Mempermainkan Syetan, Bagaimana Caranya?

Ini bukan tentang bagaimana mempergunakan syetan untuk bermain-main dengan kita, bekerja sama atau bahkan berteman dengan mereka. Atau berbau mistis. Sama sekali bukan.

Waktu pengajian madin (Madrasah Diniyah) dengan kitab Tibyan, bab “Ikhlas” diceritakan bahwa ketika kita akan melakukan sebuah amal baik: sholat, mengaji, bershodaqoh, puasa, dll, syetan tidak hanya menggoda dengan menawarkan hal yang lebih mengasyikkan, tapi terkadang

membiarkan kita sampai niat tersebut akan dieksekusi, kemudian syetan masuk dengan hasutan “Kamu yakin benar-benar ikhlas dalam mengaji? Jangan-jangan kamu cuma ingin meihat wajah Ustadzmu yang gagah itu? Atau hanya ingin dianggap rajin? Wah sia-sia nanti mengajimu, habis pahalanya untuk menebus dosa” (contoh kasus saat akan mengaji)

Sampai kemudian kita mulai ragu-ragu dan mulai menyetujui perkataan syetan dalam hati, dan berfikir lebih baik tidak usah mengaji jika belum sanggup menata hati yang bersih dan ikhlas untuk benar-benar berangkat dengan niat mencari ilmu. Pernah merasakan hal tersebut? Jika memang akhirnya yang dilakukan adalah batal mengaji, maka syetan bersorak-sorak merayakan kemenangan berhasil menggoda manusia dan menggagalkan niat baik belajarnya. Maukah kita kalah dengan syetan?

Lalu, apa yang dimaksud memermainkan syetan?

Jadi begini, ikhlas adalah perkara yang amat sulit. Untuk mendapatkan niatan sampai tingkatan lillahi ta’ala sangatlah sulit untuk dilakukan, sekalipun tanpa embel-embel riya’ kita tetap masih berharap imbalan pahala yang diberikan Tuhan, berkah, atau semacamnya. Mengharap surga juga termasuk masih belum benar-benar lillah bukan? Bahkan seringkali kita memilih milih amal mana yang fadhilah nya lebih besar. Ya, kata Guru saya, memang tingkatan manusia biasa spserti kita, beda dengan para wali yang tingkat mahabbah nya dengan Allah sudah sangat tinggi.
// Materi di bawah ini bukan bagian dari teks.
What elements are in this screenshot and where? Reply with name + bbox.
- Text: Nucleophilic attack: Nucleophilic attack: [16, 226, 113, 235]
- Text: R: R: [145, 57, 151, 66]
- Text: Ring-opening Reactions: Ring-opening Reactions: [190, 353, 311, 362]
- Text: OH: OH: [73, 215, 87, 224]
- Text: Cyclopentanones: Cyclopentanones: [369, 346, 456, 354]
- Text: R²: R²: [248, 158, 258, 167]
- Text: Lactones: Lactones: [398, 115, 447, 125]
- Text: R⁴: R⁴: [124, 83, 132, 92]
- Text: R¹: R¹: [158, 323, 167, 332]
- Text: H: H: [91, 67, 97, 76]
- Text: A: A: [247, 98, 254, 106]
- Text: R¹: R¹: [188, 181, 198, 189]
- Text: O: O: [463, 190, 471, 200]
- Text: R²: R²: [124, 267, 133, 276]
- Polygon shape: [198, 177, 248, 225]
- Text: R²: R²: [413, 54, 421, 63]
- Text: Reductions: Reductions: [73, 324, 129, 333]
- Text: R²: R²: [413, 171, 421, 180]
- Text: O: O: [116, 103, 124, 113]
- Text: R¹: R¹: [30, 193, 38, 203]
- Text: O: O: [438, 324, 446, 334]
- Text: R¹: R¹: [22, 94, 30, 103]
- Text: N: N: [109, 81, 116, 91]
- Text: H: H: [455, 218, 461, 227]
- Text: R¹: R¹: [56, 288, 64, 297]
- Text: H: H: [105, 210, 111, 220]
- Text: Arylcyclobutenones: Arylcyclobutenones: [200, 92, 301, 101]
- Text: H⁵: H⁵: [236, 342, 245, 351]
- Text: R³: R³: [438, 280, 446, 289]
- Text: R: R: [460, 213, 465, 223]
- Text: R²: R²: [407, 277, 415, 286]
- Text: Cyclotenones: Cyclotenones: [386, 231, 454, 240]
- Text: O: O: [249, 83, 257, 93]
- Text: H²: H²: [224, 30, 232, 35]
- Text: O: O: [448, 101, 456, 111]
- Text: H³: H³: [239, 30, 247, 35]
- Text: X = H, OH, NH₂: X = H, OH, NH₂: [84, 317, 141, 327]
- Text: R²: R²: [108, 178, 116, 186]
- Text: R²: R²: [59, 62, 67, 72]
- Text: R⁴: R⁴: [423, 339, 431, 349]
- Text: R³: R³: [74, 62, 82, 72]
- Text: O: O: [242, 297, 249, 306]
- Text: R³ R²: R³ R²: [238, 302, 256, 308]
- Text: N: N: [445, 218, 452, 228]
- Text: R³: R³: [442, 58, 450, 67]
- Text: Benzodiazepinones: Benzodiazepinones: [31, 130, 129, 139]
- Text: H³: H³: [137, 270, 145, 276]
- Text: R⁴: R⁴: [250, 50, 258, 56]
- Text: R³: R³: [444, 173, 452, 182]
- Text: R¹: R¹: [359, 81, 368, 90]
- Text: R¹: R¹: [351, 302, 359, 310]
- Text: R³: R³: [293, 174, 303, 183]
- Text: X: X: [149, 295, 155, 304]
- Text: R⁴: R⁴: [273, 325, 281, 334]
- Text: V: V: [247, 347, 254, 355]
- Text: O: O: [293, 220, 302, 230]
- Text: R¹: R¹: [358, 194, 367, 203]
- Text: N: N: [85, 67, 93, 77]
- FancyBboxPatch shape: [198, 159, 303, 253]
Sebagai manusia level “Syari’at” kita perlu dirangsang oleh iming-iming pahala terlebih dahulu agar ibadah kita lebih banyak.

Ketika kita merasa syetan menghasut hal demikian, alih-alih menyelamatkan kita dari bahaya riya’ atau tidak ikhlas, maka alternatif mempermainkan syetan yang dikatakan pada judul adalah dengan mengiyakan perkatan Syetan tersebut, namun tetap melakukan niatan baik sebelumnya, yang seperti contoh di atas adalah hal mengaji. Kata guru saya waktu kelas Madin tersebut adalah permainkanlah syetan dengan tetap berangkat mengaji, meskipun dengan niatan yang mungkin hanya ingin melihat Ustadz yang gagah tersebut, atau ingin dianggap rajin semata. Barulah setelah itu, dalam perjalanan menuju ngaji rubahlah niat itu sekeras-kerasnya, ubahlah menjadi niat ikhlas menuntut ilmu sambil menyebut: Bismillah

Kata beliau, sekalipun niat kita masih dibumbu-bumbui riya’ maka itupun tidak masalah karena kita masih berada di tingkatan manusia biasa. Memang sangat sulit. Asalkan kita juga punya niatan untuk tidak bermaksud riya’ terlebih dahulu, berusaha sekeras-kerasnya. Jika memang belum bisa, kita masih terhitung ke dalam tingkatan orang yang sedang belajar.

Sebenarnya ketika kita memutuskan berangkat mengaji tersebut Syetan sudah merasa menang karena niat mengajimu sudah tercampuri niat tidak ikhlas lainnya. Namun ketika niatmu dirubah lagi, maka hancurlah syetan. Kata Guru saya waktu itu mengatakan, “Rasakno, tek kei harapan palsu!”